Yes, thanks Marc. It’s interesting because over recent couple of decades I think in Parkinson’s disease, the prominence of dementia and cognitive impairment and the importance to patients has become more and more clear. So in some ways it has been overlooked perhaps in the past. I think also a lot of the mechanisms that have been tested are mechanisms that were primarily developed for Alzheimer’s disease. So possibly cholinergic drugs that were looking more amnesic type of memory symptoms that are typical of Alzheimer’s disease, but not so much of Parkinson’s cognitive impairment.
And so I think the reason that we are particularly excited about 458 is obviously it is a novel mechanism of action in positively modulating NMDA receptors. We know that that has particular effects on attention and working memory and executive functions. And while firstly, we think that those effects are broad across a range of different cognitive impairment indications, so that’s the first point. I think we look at Parkinson’s disease as a first step into a broader domain.
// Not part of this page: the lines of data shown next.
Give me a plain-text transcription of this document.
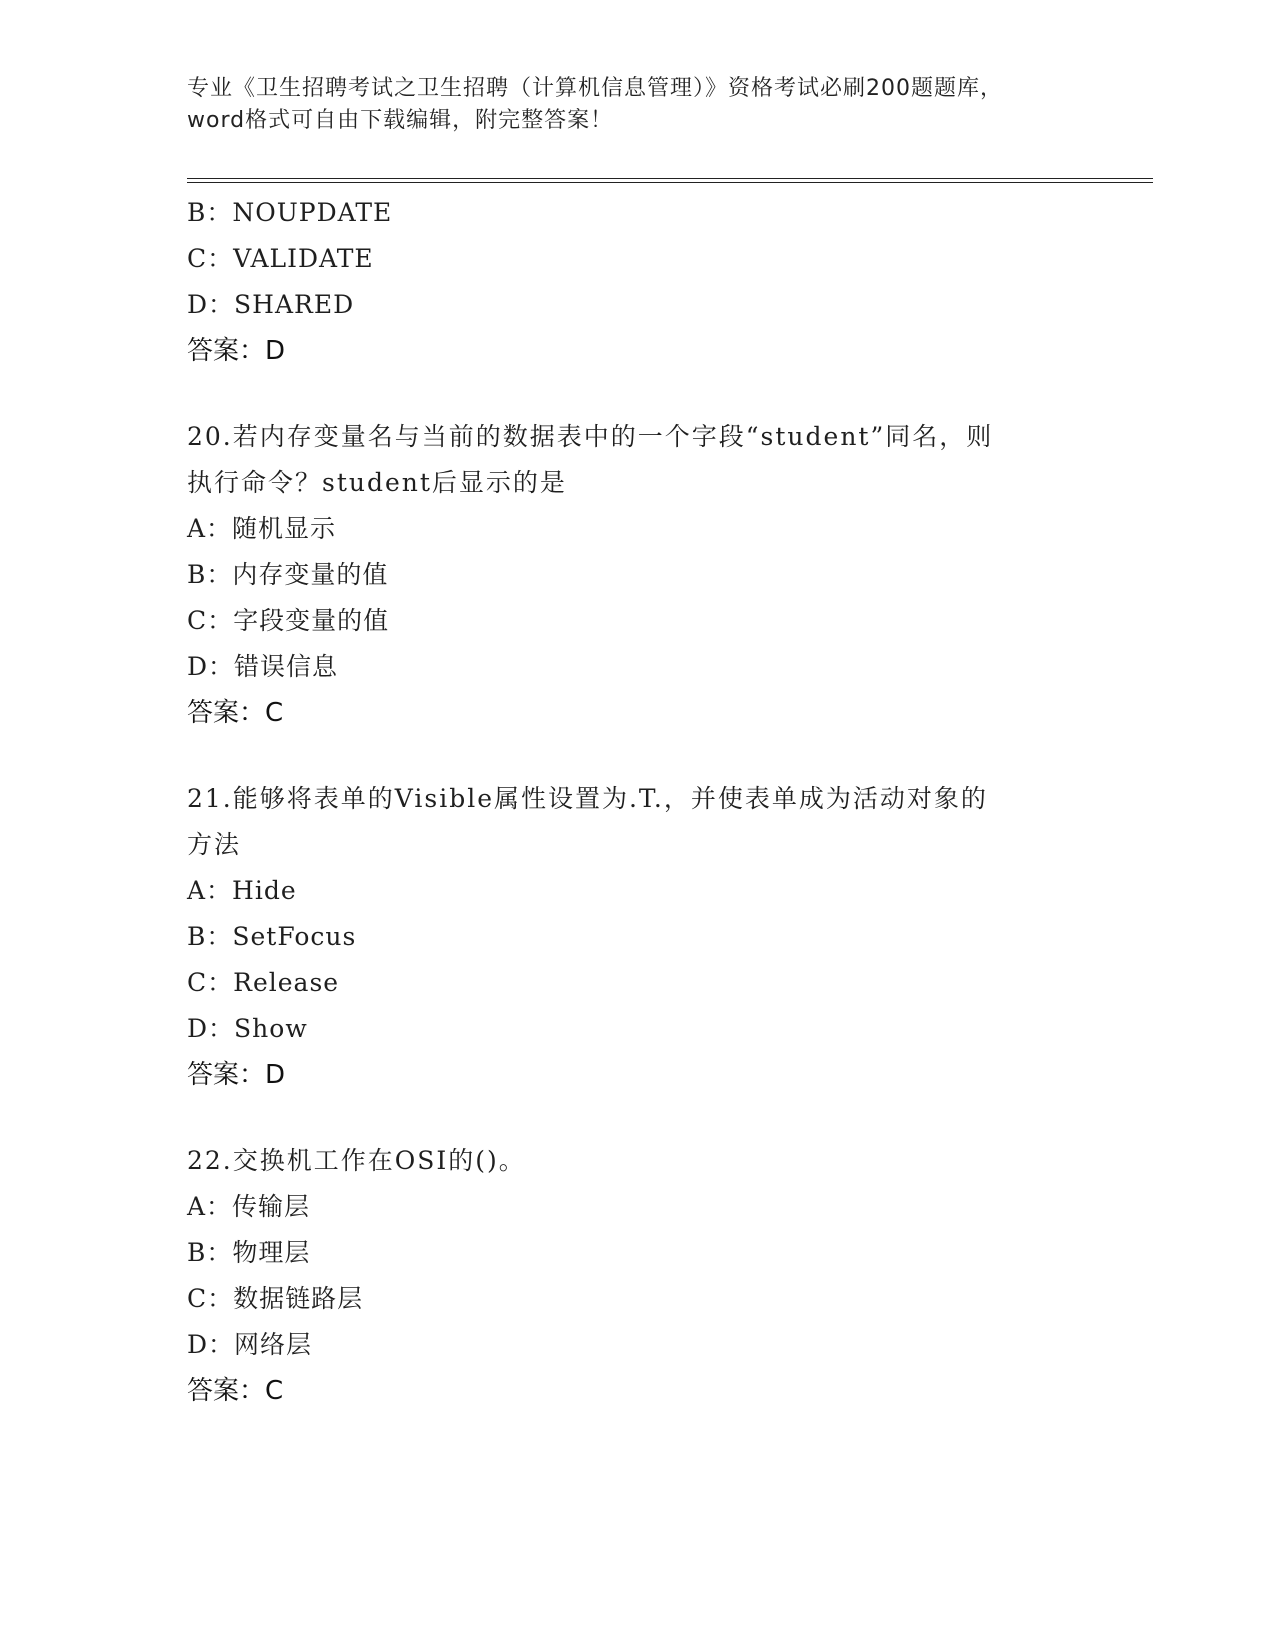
专业《卫生招聘考试之卫生招聘（计算机信息管理）》资格考试必刷200题题库，
word格式可自由下载编辑，附完整答案！
B：NOUPDATE
C：VALIDATE
D：SHARED
答案：D
20.若内存变量名与当前的数据表中的一个字段“student”同名，则
执行命令？student后显示的是
A：随机显示
B：内存变量的值
C：字段变量的值
D：错误信息
答案：C
21.能够将表单的Visible属性设置为.T.，并使表单成为活动对象的
方法
A：Hide
B：SetFocus
C：Release
D：Show
答案：D
22.交换机工作在OSI的()。
A：传输层
B：物理层
C：数据链路层
D：网络层
答案：C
It’s nonetheless the case that those particular domains are the ones that are particularly impaired in Parkinson’s disease cognitive impairment. So there’s a very good fit between our mechanism of action and the types of domains that we expect to influence and those that are impaired in Parkinson’s disease. And in the study, and we’ll talk more about this as we move to initiate the study, but then the study will be measuring specifically those kinds of projects of domains we think very targeted tech (ph). So I think it’ll be a great population for us to characterize those cognitive defects.
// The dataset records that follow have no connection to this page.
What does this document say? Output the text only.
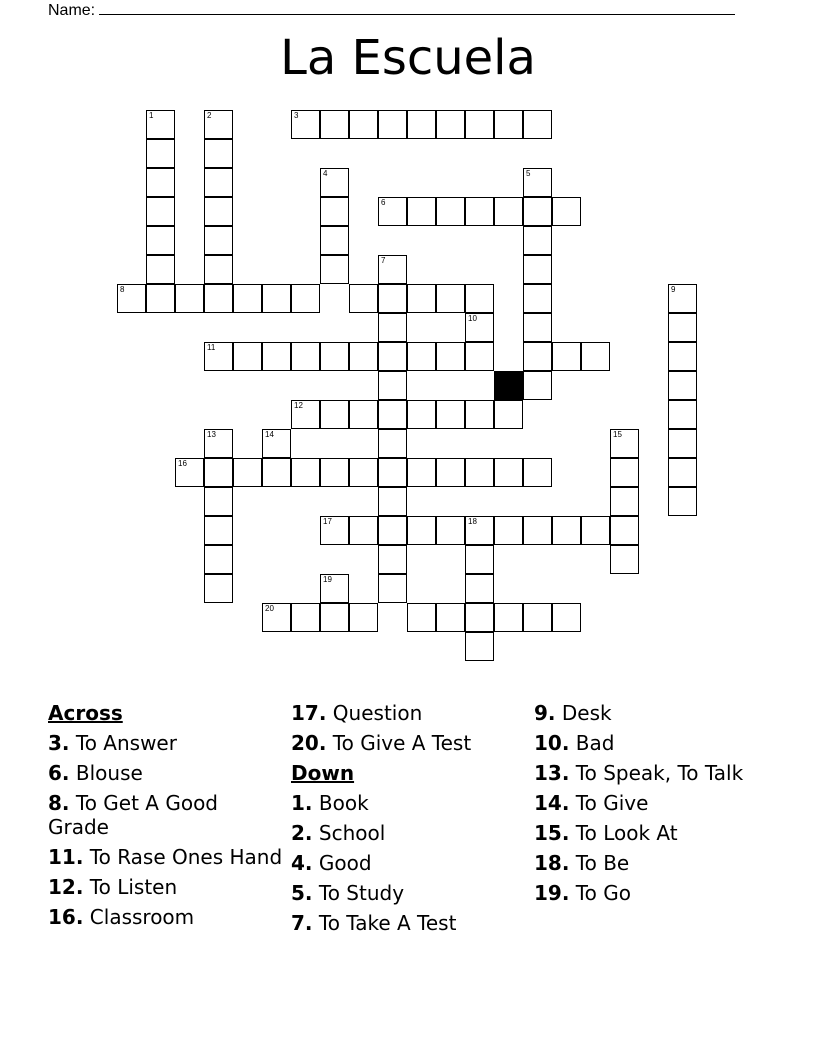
Name:
La Escuela
1	2	3
4	5
6
7
8	9
10
11
12
13	14	15
16
17	18
19
20
Across
3. To Answer
6. Blouse
8. To Get A Good Grade
11. To Rase Ones Hand
12. To Listen
16. Classroom
17. Question
20. To Give A Test
Down
1. Book
2. School
4. Good
5. To Study
7. To Take A Test
9. Desk
10. Bad
13. To Speak, To Talk
14. To Give
15. To Look At
18. To Be
19. To Go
The only added comment I would make is that we have in this particular case a really terrific set of data coming from a nonhuman primate model of cognitive impairment in Parkinson’s that the vendor we work with knows it’s highly conflatable [ph] to the human disease paradigm. So in addition to what Andy just mentioned mechanistically, I think the preclinical data we have in this case in nonhuman primate is particularly strong and powerful in what we observed when we administered 458 for these cognitively impaired macaque-rhesus [ph] studies.
Does that answer your question, Marc?
Thank you. Our last question comes from the line of Jessica Fye with JPMorgan. Your line is open.
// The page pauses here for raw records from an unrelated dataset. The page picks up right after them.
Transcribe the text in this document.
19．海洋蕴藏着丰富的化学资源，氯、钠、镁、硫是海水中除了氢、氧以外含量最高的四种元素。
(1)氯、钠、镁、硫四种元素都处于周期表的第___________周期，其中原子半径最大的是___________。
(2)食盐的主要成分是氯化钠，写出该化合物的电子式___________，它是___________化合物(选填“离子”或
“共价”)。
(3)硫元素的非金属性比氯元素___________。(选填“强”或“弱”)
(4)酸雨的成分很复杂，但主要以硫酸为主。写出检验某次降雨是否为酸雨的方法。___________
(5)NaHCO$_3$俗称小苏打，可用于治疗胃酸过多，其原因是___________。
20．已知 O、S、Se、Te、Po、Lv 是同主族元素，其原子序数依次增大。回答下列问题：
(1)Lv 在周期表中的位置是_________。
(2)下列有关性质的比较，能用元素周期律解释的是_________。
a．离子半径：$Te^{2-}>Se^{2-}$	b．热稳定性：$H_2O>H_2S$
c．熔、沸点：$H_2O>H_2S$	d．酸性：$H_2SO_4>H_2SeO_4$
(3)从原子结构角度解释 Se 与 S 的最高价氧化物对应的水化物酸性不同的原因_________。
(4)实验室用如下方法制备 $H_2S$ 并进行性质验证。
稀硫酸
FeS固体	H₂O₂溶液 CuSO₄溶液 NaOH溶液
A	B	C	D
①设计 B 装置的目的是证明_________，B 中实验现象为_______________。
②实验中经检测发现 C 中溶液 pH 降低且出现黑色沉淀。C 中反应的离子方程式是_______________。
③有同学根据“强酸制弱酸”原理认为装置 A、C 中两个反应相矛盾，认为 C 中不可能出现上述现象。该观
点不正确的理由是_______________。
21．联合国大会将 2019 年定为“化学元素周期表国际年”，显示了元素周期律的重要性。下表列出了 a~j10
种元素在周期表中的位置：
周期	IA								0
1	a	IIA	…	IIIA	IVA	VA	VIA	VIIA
Hey there, good morning. Thanks for taking my question. Wanted to followup on the recent fibromyalgia data you reported, where I think you saw significant reductions in Glx and dorsal anterior cingulate cortex and posterior insular cortex. Did you evaluate Glx in other maybe adjacent brain areas and if so, can you share what you saw there?
Yes, Jess, it’s Andy. Great question. So we did evaluate Glx within some other brain areas, which were included for various different reasons unlike the two you mentioned, which were the two that were called out specifically in our primary endpoint. Some of those other brain regions were included more for exploratory analysis.
In the top line dataset, which is what we have so far, we don’t have yet a very granular and complete analysis of the effect on Glx in all of the different brain regions. That analysis is still ongoing. So I would say that’s the sort of further characterization of any activity of the drug in a range of broader brain areas is something that we’ll have down the line. But, yes, you’re right, we did measure a few other areas in addition to those.
Got it, thank you.
Thank you. And I’m showing no further questions at this time. I’d like to turn the call back to Norbert, for any closing comments.
Thank you, operator. And thank you, all for your questions and for taking the time to join us this morning. I’m hopeful this call today has given you a sense of the methodical approach we are taking to drug development and the positive results we have seen so far. We look forward to keeping you updated as we continue along the path of bringing novel therapies to those in need. Thanks again and please enjoy the rest of your day.
Thank you for joining us today. You may now disconnect.